Serangan itu mengejutkan, meskipun telah lebih dari 3.000 warga Palestina terbunuh di Gaza mulai tanggal 7 Oktober.
Kejutan ini disebabkan oleh fakta bahwa “Israel”, menurut sebagian orang, tidak mampu, atau bahkan tidak akan melakukan tindakan yang sejauh ini, hingga membunuh ratusan orang yang berlindung di dalam rumah sakit.
Alasan lain di balik rasa aman yang salah di antara warga sipil yang berlindung di dalam rumah sakit adalah bahwa Al-Ahli, yang sebelumnya dikenal sebagai Al-Mamadani, sebagian besar didanai dan dikelola oleh Gereja Episkopal di Yerusalem.
Sayangnya, mereka salah.
Reaksi Israel
Namun bagaimana reaksi “Israel” terhadap kejahatan yang dilakukannya, yang dianggap sebagai salah satu kejahatan terburuk dalam sejarah perang melawan Jalur Gaza yang terkepung, miskin, dan penuh sesak?
Sejauh ini, ada dua posisi berbeda yang diumumkan oleh pemerintah “Israel”.
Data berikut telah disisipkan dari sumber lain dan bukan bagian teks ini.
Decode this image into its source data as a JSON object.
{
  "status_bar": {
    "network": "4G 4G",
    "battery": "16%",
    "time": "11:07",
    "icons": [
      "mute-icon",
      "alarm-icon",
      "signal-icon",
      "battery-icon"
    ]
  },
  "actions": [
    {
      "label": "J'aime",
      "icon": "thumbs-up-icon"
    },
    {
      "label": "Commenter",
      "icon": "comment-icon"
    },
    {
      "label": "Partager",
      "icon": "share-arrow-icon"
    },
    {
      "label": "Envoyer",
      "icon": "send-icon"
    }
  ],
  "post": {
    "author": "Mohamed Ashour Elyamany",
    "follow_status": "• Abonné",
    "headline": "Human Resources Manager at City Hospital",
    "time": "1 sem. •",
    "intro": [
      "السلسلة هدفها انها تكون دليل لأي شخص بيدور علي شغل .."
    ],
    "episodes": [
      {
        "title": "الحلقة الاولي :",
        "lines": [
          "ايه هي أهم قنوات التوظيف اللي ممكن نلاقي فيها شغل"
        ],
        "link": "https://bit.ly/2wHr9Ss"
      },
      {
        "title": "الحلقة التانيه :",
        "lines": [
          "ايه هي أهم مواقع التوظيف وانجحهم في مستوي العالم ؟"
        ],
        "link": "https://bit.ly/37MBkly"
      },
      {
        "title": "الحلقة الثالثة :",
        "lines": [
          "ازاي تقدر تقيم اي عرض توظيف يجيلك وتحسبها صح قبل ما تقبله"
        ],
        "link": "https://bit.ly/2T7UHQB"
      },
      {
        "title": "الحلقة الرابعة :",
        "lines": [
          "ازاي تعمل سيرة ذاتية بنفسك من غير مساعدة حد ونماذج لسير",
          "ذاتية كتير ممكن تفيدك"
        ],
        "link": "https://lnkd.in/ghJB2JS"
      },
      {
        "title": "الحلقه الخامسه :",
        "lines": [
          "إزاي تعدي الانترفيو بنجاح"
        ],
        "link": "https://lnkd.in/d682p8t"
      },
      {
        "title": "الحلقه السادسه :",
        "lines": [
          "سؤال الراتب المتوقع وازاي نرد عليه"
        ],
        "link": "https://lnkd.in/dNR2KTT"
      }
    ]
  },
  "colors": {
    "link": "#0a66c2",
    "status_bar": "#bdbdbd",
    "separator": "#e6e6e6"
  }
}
Tepat pukul 21:37 waktu Palestina, blog live Aljazeera Arab, mengutip juru bicara militer “Israel”, menulis:
Juru Bicara Tentara ISRAEL: “Kami telah memperingatkan untuk mengevakuasi Rumah Sakit Baptis (Al-Ahli) dan 5 rumah sakit lainnya agar Hamas tidak menjadikan mereka sebagai tempat perlindungan.”
Pernyataan ini memang konsisten dengan pernyataan lain yang dilontarkan pihak administrasi RS Al-Ahli pasca pembantaian tersebut. Dikatakan bahwa mereka diancam jika tidak mengevakuasi rumah sakit, rumah sakit tersebut akan dibom.
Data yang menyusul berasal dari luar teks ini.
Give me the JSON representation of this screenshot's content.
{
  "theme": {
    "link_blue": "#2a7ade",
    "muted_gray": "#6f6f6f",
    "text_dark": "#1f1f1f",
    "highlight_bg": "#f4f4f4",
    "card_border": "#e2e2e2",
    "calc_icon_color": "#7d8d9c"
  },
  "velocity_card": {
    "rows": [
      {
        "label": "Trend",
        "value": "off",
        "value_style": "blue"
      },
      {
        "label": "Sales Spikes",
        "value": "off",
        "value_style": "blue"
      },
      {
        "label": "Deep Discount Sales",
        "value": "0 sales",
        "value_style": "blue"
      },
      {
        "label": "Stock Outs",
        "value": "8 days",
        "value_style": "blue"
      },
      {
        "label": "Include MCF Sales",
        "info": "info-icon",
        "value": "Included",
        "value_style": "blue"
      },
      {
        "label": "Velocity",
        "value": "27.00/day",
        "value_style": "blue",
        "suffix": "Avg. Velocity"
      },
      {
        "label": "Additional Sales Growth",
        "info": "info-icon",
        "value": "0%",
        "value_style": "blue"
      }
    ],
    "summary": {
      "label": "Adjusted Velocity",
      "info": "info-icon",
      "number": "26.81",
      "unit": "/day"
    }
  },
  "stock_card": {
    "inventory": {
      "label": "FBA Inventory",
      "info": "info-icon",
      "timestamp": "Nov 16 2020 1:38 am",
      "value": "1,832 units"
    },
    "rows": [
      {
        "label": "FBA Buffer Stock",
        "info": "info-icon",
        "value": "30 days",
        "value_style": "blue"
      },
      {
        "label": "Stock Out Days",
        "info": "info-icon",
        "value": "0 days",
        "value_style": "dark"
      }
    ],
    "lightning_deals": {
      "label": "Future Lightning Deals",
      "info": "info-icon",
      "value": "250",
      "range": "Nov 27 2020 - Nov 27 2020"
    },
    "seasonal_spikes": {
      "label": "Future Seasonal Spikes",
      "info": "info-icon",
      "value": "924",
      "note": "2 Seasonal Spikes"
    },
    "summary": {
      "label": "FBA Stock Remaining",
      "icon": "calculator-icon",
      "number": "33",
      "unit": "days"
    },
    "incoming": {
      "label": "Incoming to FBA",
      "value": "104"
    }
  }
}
Namun, mengungsi adalah hal yang mustahil. Bukan hanya karena rumah sakit tidak boleh dibom dalam keadaan apa pun, tetapi karena ribuan pasien dan keluarga mereka tidak punya tempat lain untuk dituju.
Alasan lainnya adalah sebagian besar rumah sakit besar, termasuk Pusat Medis Al-Shifa, juga diperingatkan oleh militer “Israel” untuk melakukan evakuasi.
Namun, unggahan awal di X yang dikirim oleh Hananya Naftali, asisten digital Perdana Menteri “Israel” Benjamin Netanyahu, menimbulkan kecurigaan, pasalnya dia menulis: “Angkatan Udara “Israel” menyerang pangkalan teroris Hamas di dalam sebuah rumah sakit di Gaza,” namun unggahan tersebut segera dihapus.
Pada pukul 22.58, Naftali meminta maaf di X karena membagikan laporan Reuters yang “menyatakan secara salah bahwa “Israel” menyerang rumah sakit”. Dia mengatakan dia telah menghapus tweet tersebut. “Karena [tentara “Israel”] tidak mengebom rumah sakit, saya berasumsi “Israel” menargetkan salah satu pangkalan Hamas di Gaza,” tambahnya.
Beberapa saat sebelumnya, tentara “Israel” telah menerbitkan sebuah unggahan yang menyalahkan serangan tersebut pada rudal yang salah sasaran yang diluncurkan oleh PIJ: “Dari analisis sistem operasional [tentara “Israel”], serangan roket musuh dilakukan ke arah “Israel”, yang melewati sekitar rumah sakit ketika diserang,” katanya.
Ternyata unggahan tersebut telah diedit. Versi sebelumnya menyertakan dugaan bukti video.
Aric Toler, seorang jurnalis di tim investigasi visual di The New York Times, membantah keakuratan rekaman tersebut, dengan menyatakan bahwa stempel waktu menunjukkan bahwa rekaman tersebut direkam 40 menit setelah waktu ledakan.
Ketika narasi campur aduk muncul, orang-orang yang skeptis memanfaatkan komentar Tal Heinrich, juru bicara Netanyahu, yang mengatakan kepada CNN pada Selasa malam 17 Oktober bahwa “[tentara “Israel”] tidak menargetkan rumah sakit”, dan menambahkan, “Kami hanya menargetkan benteng, gudang senjata, dan markas Hamas”.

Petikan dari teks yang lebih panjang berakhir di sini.